Recently I seem to know that when I really felt her, I loved her more than ever. I need this pain, pain, depression... I need her to live... and I need her to tell me that I still feel I'm not numb.
I just had a dream, and when the dogs look at them, they look at them and they say, "Good boy, it's gonna be okay, it's gonna be a little while. The dogs looked to auntie over and over and over again.
Amon.
Dream.
It's too hard to play this man! It's too hard!
Weak! Weak! Weak!
But not a fool!
Because there's no way to have the moon!
That's torture. That's killing me!
There is, like a storm!
Talk stammer!
The only exit of the soul!
Isn't this fucking sick?
No imagination!
No curiosity!
Nothing!
It's like it never existed!
Another world is happening!
Fate?
And struggle?
Nothing!
It's over!
You don't even have a name or moon that's been orbiting the universe. If you do everything in your power, you won't even scream for help, and you won't hear it, and you won't hear it.
Imagine the moon, the unbridled flying, the people of the moon, who have never had the power to imagine the people of this story, who want to knock on the sound of retreat, always the story of others, always the voice of others, always the door open, full of the roaring from the floor.
Is that a problem?
No! No!
Is that a problem?
No! No!
Says no one can understand.
Says no one can understand.
Says no one can understand.
There, the moon, the moon is me.
I'll choose my presence.
No one can ever pull me out!
She's my moon.
I'm obsessed with her.
Make me one.
Her yellow hair.
Click on the poster to learn more
It's Pofilia's first performance.
Time: 27 August 1930
Location: Beijing, Beijing
(Notify specific location after purchase)
Number of viewers: only 10
Tickets: $300
Registration, consultation: 2D below, please.
That day will be an absolutely unique experience in which the theatre will submersible submarines, leading us into the deep sea, to the heart of a man who has not dared to look back and that which has long been sealed.
Pofilia will tear a layer of lost shell with sweet milk and sharp claws. And that hole, we have to look at it.
This rehearsal and production can be described as the most difficult and long one in P4 Theater's history, having undergone numerous revision and dialectic campaigns, and after a great deal of criticism and constant hammering, the first public performance will be brought together by four people, Huang Mon, Quixin, and He Fa.

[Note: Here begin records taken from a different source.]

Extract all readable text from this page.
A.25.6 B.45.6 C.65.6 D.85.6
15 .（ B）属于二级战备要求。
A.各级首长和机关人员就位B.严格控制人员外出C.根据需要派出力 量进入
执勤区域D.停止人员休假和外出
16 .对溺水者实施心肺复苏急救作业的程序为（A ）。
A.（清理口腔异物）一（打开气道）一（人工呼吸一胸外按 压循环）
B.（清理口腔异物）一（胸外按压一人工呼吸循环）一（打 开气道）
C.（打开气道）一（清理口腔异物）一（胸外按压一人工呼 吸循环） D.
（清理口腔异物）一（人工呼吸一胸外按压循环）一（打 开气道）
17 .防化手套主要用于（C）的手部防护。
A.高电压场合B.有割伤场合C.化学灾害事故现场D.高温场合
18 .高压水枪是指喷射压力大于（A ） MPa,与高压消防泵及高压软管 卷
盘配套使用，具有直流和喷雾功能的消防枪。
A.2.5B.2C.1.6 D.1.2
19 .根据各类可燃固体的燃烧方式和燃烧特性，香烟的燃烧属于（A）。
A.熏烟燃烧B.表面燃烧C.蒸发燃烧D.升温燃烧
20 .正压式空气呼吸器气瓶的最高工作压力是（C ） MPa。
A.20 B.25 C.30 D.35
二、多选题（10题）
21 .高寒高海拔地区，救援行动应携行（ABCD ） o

In the course of the theatre campaign, we also wish to thank our friends, who have devoted so much effort to this endeavour: Xie Yi Peng, Wu Xuan, Guo Xing, Zhang Joo Lin, Zhao Xuan, Zhang Xiaoqian, Cao Jianxong, Chu Zhouxi, Yang Yunxai, Wang Xianjiang, Kang Hai Jing, Zong Zun, Xu Jinjiang, Shi Jia Tin, Zhang Sook-ting, Sun Xiaoxing, etc.

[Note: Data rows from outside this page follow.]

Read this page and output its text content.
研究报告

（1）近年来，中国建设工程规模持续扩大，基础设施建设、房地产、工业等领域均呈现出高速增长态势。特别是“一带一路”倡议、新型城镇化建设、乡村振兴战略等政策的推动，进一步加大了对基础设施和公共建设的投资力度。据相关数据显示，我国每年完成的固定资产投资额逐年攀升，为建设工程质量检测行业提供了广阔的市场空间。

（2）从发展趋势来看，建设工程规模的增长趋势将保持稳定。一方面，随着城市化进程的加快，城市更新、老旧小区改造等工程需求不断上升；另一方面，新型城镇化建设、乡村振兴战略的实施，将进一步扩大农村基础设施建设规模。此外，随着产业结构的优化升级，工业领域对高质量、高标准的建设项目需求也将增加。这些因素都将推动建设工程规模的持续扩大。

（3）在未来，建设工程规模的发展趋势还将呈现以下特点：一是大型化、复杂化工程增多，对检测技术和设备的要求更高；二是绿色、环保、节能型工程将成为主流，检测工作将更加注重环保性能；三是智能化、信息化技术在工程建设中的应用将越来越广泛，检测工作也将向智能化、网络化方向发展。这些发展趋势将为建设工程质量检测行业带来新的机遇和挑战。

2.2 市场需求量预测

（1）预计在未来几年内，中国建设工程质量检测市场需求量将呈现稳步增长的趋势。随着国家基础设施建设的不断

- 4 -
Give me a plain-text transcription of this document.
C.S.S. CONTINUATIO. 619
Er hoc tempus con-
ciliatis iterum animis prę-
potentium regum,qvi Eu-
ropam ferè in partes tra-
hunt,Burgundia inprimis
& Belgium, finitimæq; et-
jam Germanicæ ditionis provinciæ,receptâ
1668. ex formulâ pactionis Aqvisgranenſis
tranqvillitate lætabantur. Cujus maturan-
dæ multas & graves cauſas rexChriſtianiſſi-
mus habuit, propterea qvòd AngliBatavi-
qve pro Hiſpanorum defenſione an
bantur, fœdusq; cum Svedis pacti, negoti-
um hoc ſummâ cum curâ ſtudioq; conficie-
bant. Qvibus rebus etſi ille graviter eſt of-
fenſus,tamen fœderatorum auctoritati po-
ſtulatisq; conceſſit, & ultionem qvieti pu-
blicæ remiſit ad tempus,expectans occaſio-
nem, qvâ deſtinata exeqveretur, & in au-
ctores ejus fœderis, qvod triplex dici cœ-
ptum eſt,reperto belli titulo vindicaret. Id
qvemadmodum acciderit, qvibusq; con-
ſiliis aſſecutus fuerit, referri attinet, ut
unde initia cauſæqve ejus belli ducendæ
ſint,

The article was made by the actors who participated in the show, who threw all the frustrations, pains, tortures and failures they had encountered during the rehearsals, all of which they could never have imagined. And of course, these lines are just a quote, and the final appearance must be felt on the spot. Let's see the weight of their lives they sacrificed for the play.
It's not an easy adventure. The stakes are already high. Soho's courage is on the 27th!